Birthday by the Bay

That is, Carol’s birthday and Tomales Bay. Since we are now in the habit of trying to be in parts foreign over September, we are also in the habit of celebrating Carol’s birthday away from home. Usually, the venue has been France but this year, here we are in Tomales, California.

We have also developed a preference for visiting restaurants at lunchtime rather than in the evening; lunchtime seems more relaxed and we have ended up somehow less disappointed with the results. This year, lunch was also the better option since we would have to be driving Bets and Bryan off to start their second vacation trip in the early evening.

The day dawned cloudy and rain was expected at some point. Though sunny views would have been preferable, we decided to go for lunch at Nick’s Cove about half way down the east side of Tomales Bay. This turned out to be one of a series of establishments designed by Pat Kuleto, as in McCormick and Kuleto’s in San Francisco. Pat Kuleto is billed as a restaurant designer. Now there is specialization for you.

Pat Kuleto’s reputation as a restaurant designer is prodigious. I’m used to restaurants being renowned for their chefs but here we have restaurants renowned for their designer. Food industry job titles are getting quite interesting. Cooking magazines frequently have glossy pictures of completed recipes, not only with the photographer credited but also a “food stylist”. “Food writer” is another specialization; I suspect this set of people can cook but do not have the skill set to survive a restaurant kitchen in the heat of battle. I’m now going to have to add “restaurant designer”, or some such phrase, to the battery of food industry specialist skills. Finally, of course, there are critics who don’t really have to do anything constructive at all.

So, we now have:

  • chef – can produce good food and direct kitchen operations under extreme pressure;
  • food writer – can cook until the going gets tough;
  • food stylist – keeps you hungry by making the food look pretty (half-empty plate);
  • restaurant designer – improves your “eating experience” by making the environment attractive;
  • food critic – tells any or all of the above that they’ve done it wrong.

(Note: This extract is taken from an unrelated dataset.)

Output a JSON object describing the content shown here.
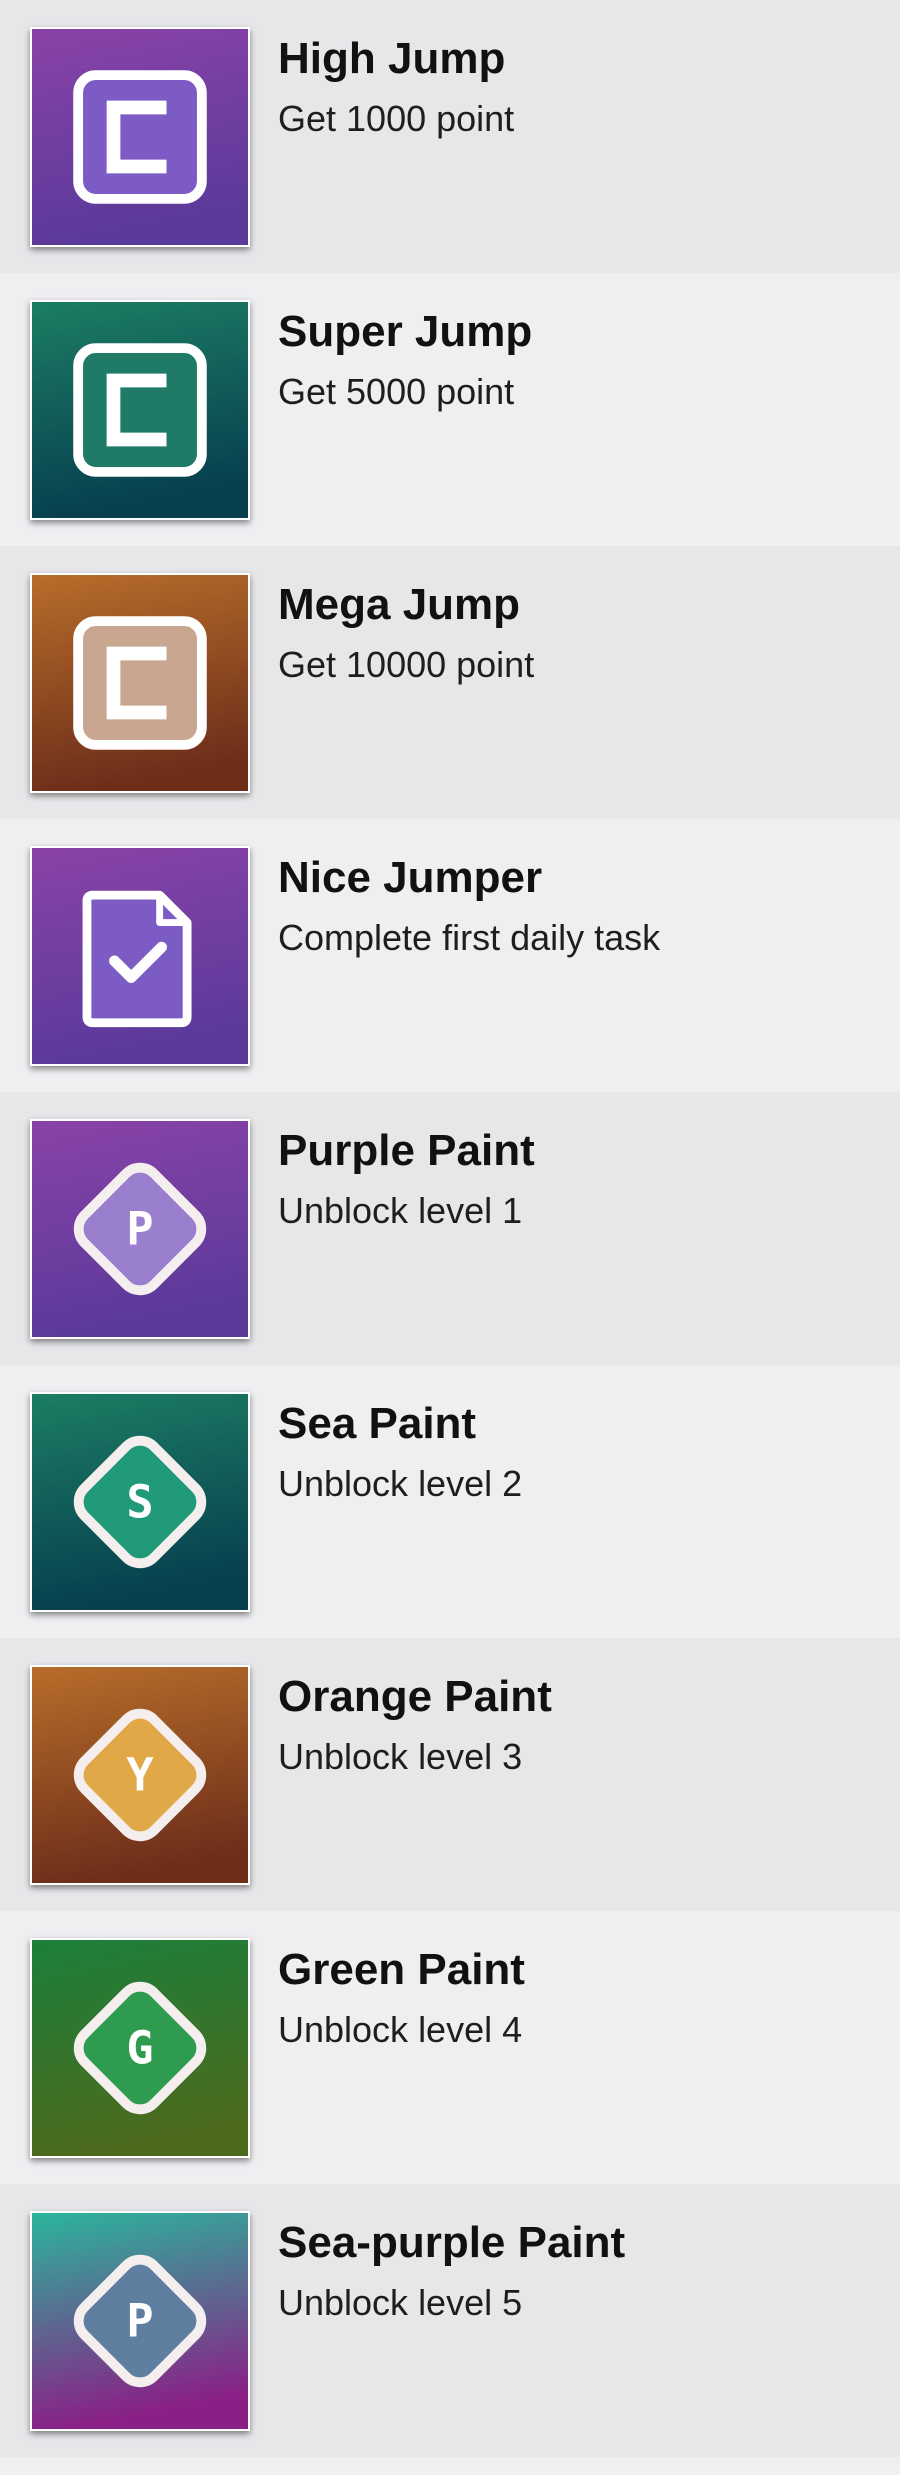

Nick's Cove. The white van is not part of the design. For all of that, Nick’s Cove provided us with an excellent lunch looking over the waters of Tomales Bay. We started by sharing chef’s selection of a dozen oysters on the half shell, four each of three different types. We both chose Dungeness crab for our main attraction, as crab cakes in Carol’s case and as crab enchilladas in mine. A bottle of Muscadet de Sevre et Maine, curiously in a most un-Muscadet-shaped bottle, toasted birthday girl’s success in surviving another year. All in all, a most enjoyable lunch in one of Mr. Kuleto’s pleasantly designed eating environments.

The promised rain arrived late in the afternoon and our drive to drop of Bets and Bryan was decidedly damp. Their airporter bus was running 30 minutes late but they got away safely eventually. (We were standing ready for the airport run should their plans collapse.)

Since we heard no more, I assume they made it in time for their flight to New York on stage one of their journey.